Formally called the Offshore Wind American Manufacturing Act, the congressional proposal calls for tax breaks up to 30% of the costs domestic manufacturers shell out for building components like the blades, towers, nacelles, foundations, gearboxes, generators and related equipment for offshore wind.
Businesses could apply for the full tax credits until the end of 2028, and the production tax credits until the end of 2030.
Environmentalists contend that offshore wind has a much smaller carbon footprint than fossil fuels and can stimulate economic activity wherever turbines are built. Critics however worry about the costs of construction and maintenance for offshore wind facilities–and whether those would be passed off to ratepayers.
Nonetheless, the prospect of offshore wind shows considerable promise both in New Jersey and nationwide.
A goal of President Joe Biden is for the nation to develop 30 gigawatts of offshore wind by 2030, while Gov. Phil Murphy’s goal calls for the state to have a 7.5 gigawatt capacity in offshore wind by 2035 and a statewide clean energy goal by 2050.
“As New Jersey has shown, investing in offshore wind projects has multiple benefits for our nation – from creating thousands of new jobs, to helping us in the fight against climate change,” reads a statement from U.S. Sen Cory Booker, a Democrat and one of the bill’s sponsors.
U.S. Sen. Robert Menendez, also a Democrat, is the other senator from the state supporting the measure.
Off (Jersey) shore wind
In 2019, the state approved a bid by Ørsted North America to develop a 1,100-megawatt offshore wind project several miles off the coast of Atlantic City. Called Ocean Wind, it’s expected to be completed by early 2025.

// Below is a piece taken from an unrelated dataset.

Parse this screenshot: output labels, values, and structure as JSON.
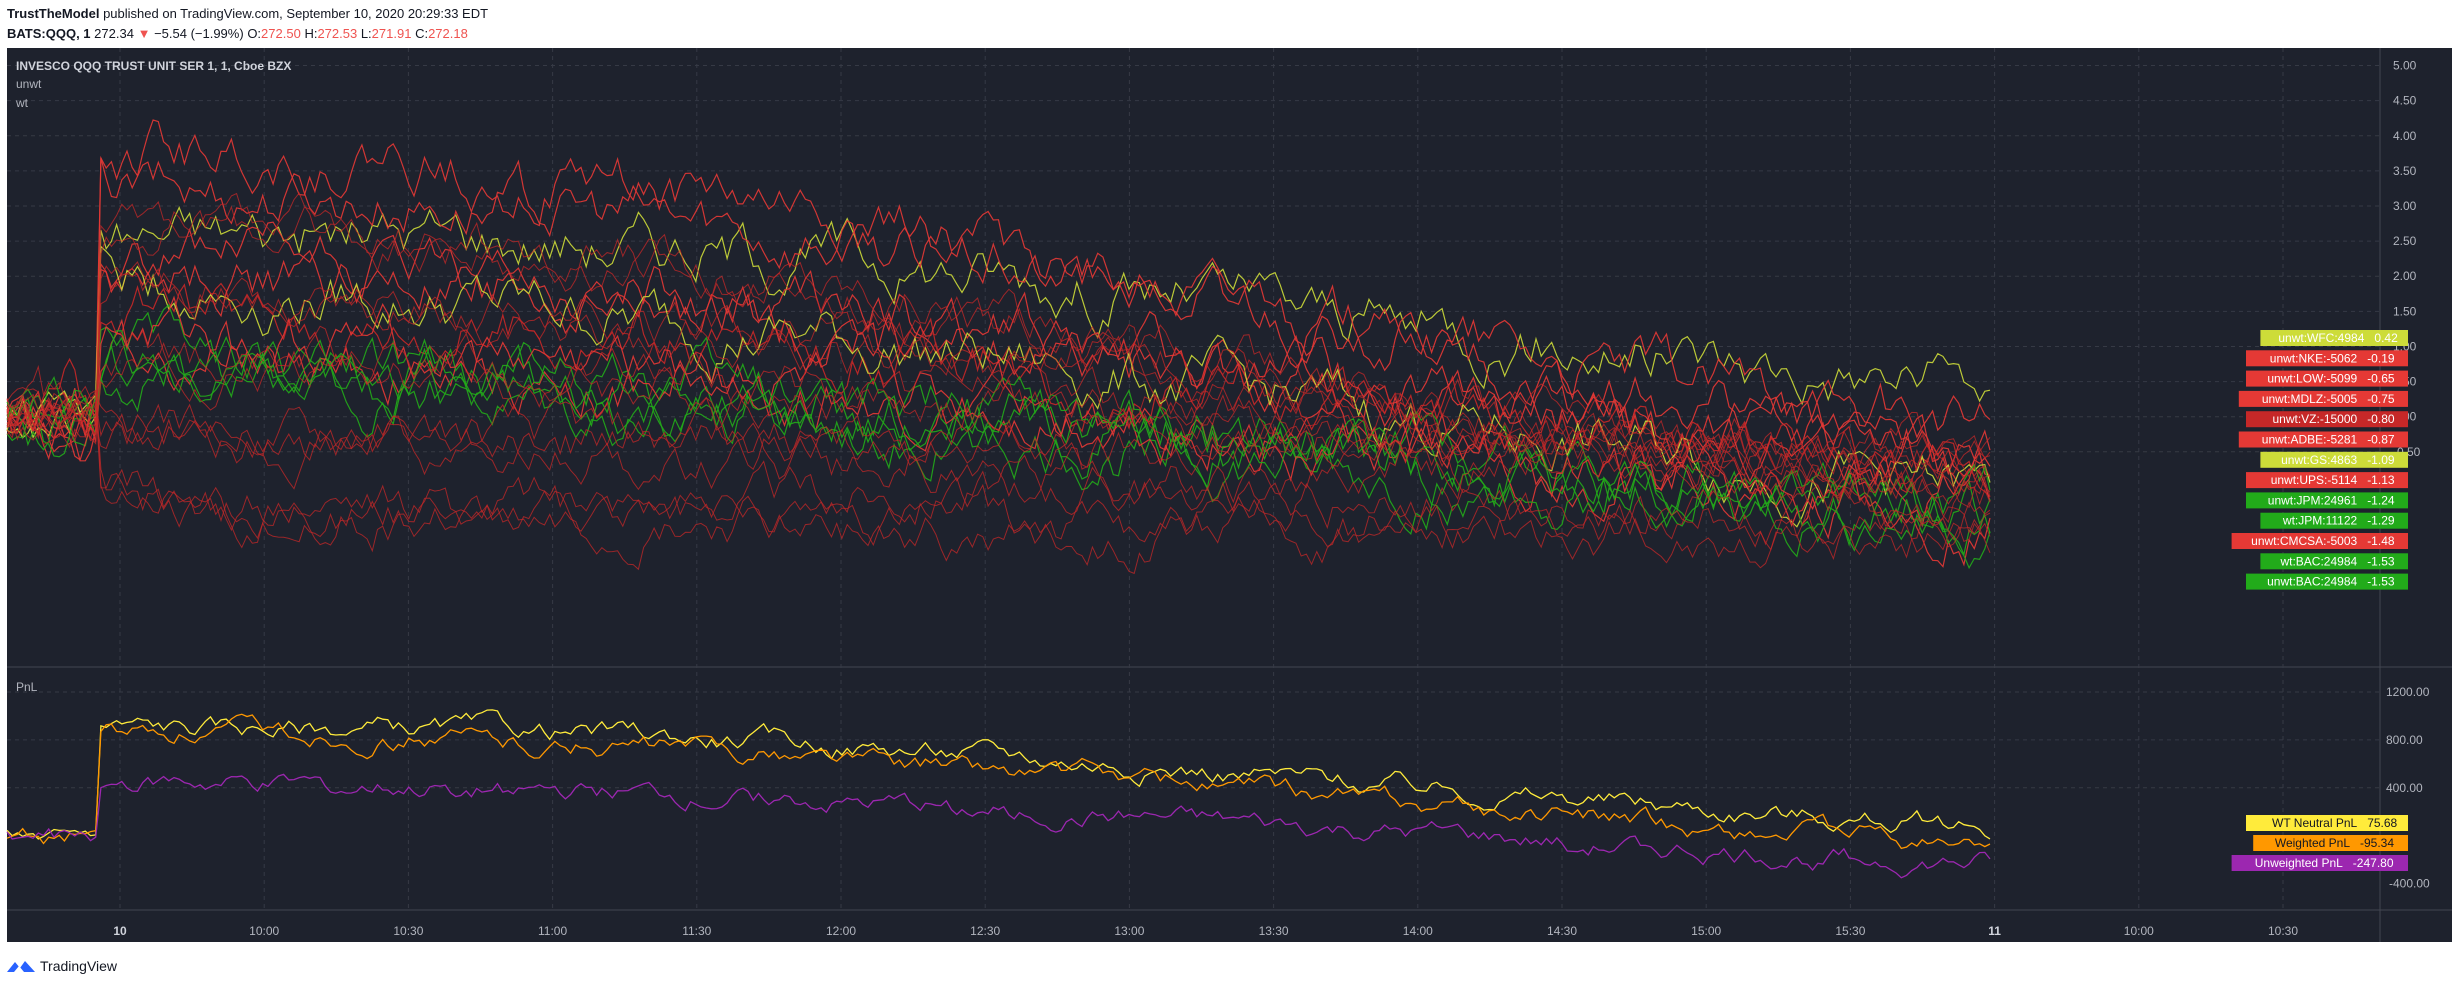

Then in June, state regulators approved Ørsted’s application for the 1,148-megawatt “Ocean Wind 2” project and the 1509-megawatt Atlantic Shores Offshore Wind, a joint venture between Shell New Energies US LLC and EDF Renewables, making it the nation’s largest offshore wind farm.
“We recognize the importance of expediting the establishment of a sustainable U.S.-based offshore wind supply chain that will not only enable clean energy production but will also boost the transition to domestic manufacturing and create good-paying jobs across the country,” reads an Aug. 12 statement from Ørsted Offshore North America Chief Executive Officer David Hardy.
The Ocean Wind project is still awaiting final approval from the Biden administration, which in May gave the green light for a 2,500-megawatt project off the coast of Martha’s Vineyard in Massachusetts.
Two ongoing business ventures supported by the Murphy administration could directly benefit from this tax credit, should it be enacted.
There’s the 200-acre “wind port” in Salem County, from which the state would ship out wind turbine components to the rest of the country including Ocean Wind 2; and the $250 million manufacturing facility for the wind turbines, based in Camden County along the Delaware River.